Notice how much of the apparatus this short paragraph exercises. The first sentence uses a parenthetical citation with two authors and an ampersand. The second opens with a narrative citation using "et al." for a three-author work, then a second parenthetical citation — and because the author is named in the sentence, "and" would replace the ampersand if there were two authors. The third sentence introduces a group author with its abbreviation for later use. The final sentence is a direct quotation, so it carries a page number. Every one of these citations would have a matching entry in the reference list, ordered alphabetically.
This is the texture of well-cited academic writing: a flow of paraphrase, varied between parenthetical and narrative forms so the prose does not become a list of brackets, with the occasional quotation where the exact words earn their place. If you can write a paragraph like this comfortably, you have internalised APA's in-text system — and the individual rules above are simply the parts of a habit you can now apply almost without thinking.
Common mistakes to avoid
- Using "&" in narrative sentences — use "and"; reserve "&" for inside brackets.

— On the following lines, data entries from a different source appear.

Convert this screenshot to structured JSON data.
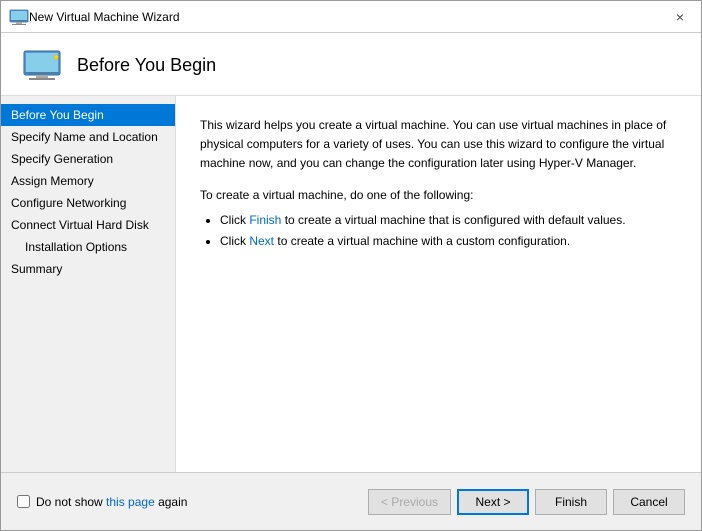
{
  "window": {
    "title": "New Virtual Machine Wizard",
    "close_label": "×"
  },
  "header": {
    "title": "Before You Begin"
  },
  "sidebar": {
    "items": [
      {
        "label": "Before You Begin",
        "active": true,
        "sub": false
      },
      {
        "label": "Specify Name and Location",
        "active": false,
        "sub": false
      },
      {
        "label": "Specify Generation",
        "active": false,
        "sub": false
      },
      {
        "label": "Assign Memory",
        "active": false,
        "sub": false
      },
      {
        "label": "Configure Networking",
        "active": false,
        "sub": false
      },
      {
        "label": "Connect Virtual Hard Disk",
        "active": false,
        "sub": false
      },
      {
        "label": "Installation Options",
        "active": false,
        "sub": true
      },
      {
        "label": "Summary",
        "active": false,
        "sub": false
      }
    ]
  },
  "main": {
    "paragraph1": "This wizard helps you create a virtual machine. You can use virtual machines in place of physical computers for a variety of uses. You can use this wizard to configure the virtual machine now, and you can change the configuration later using Hyper-V Manager.",
    "paragraph2": "To create a virtual machine, do one of the following:",
    "bullets": [
      "Click Finish to create a virtual machine that is configured with default values.",
      "Click Next to create a virtual machine with a custom configuration."
    ]
  },
  "footer": {
    "checkbox_label": "Do not show ",
    "checkbox_link": "this page",
    "checkbox_label2": " again"
  },
  "buttons": {
    "previous": "< Previous",
    "next": "Next >",
    "finish": "Finish",
    "cancel": "Cancel"
  }
}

- Listing all authors of a three-or-more-author work instead of using "et al." from the first citation.
- Forgetting the page number on a direct quotation.
- Ordering grouped citations by importance instead of alphabetically.
- Inventing a date instead of using "n.d.", or writing "Anonymous" for an organisational author.
- Putting a personal communication in the reference list (it is text-only).
- Leaving a citation in the text with no matching entry in the reference list.
Learn the parenthetical-versus-narrative distinction, apply the author and date rules consistently, and keep your in-text citations and reference list in perfect agreement, and APA's in-text system becomes almost automatic. When several deadlines collide, our subject-matched writers will reference your work correctly — in APA or any style your brief requires.
Frequently asked questions
What is the difference between parenthetical and narrative citations?
In a parenthetical citation the author and year sit together in brackets — (Smith, 2020). In a narrative citation the author is part of the sentence and only the year is bracketed — Smith (2020) found…
When do you use "et al."?
For works with three or more authors, from the very first citation: (Smith et al., 2020).
Do you need a page number for a paraphrase?
It is required for direct quotations and recommended when paraphrasing one specific passage. A general paraphrase needs only the author and year.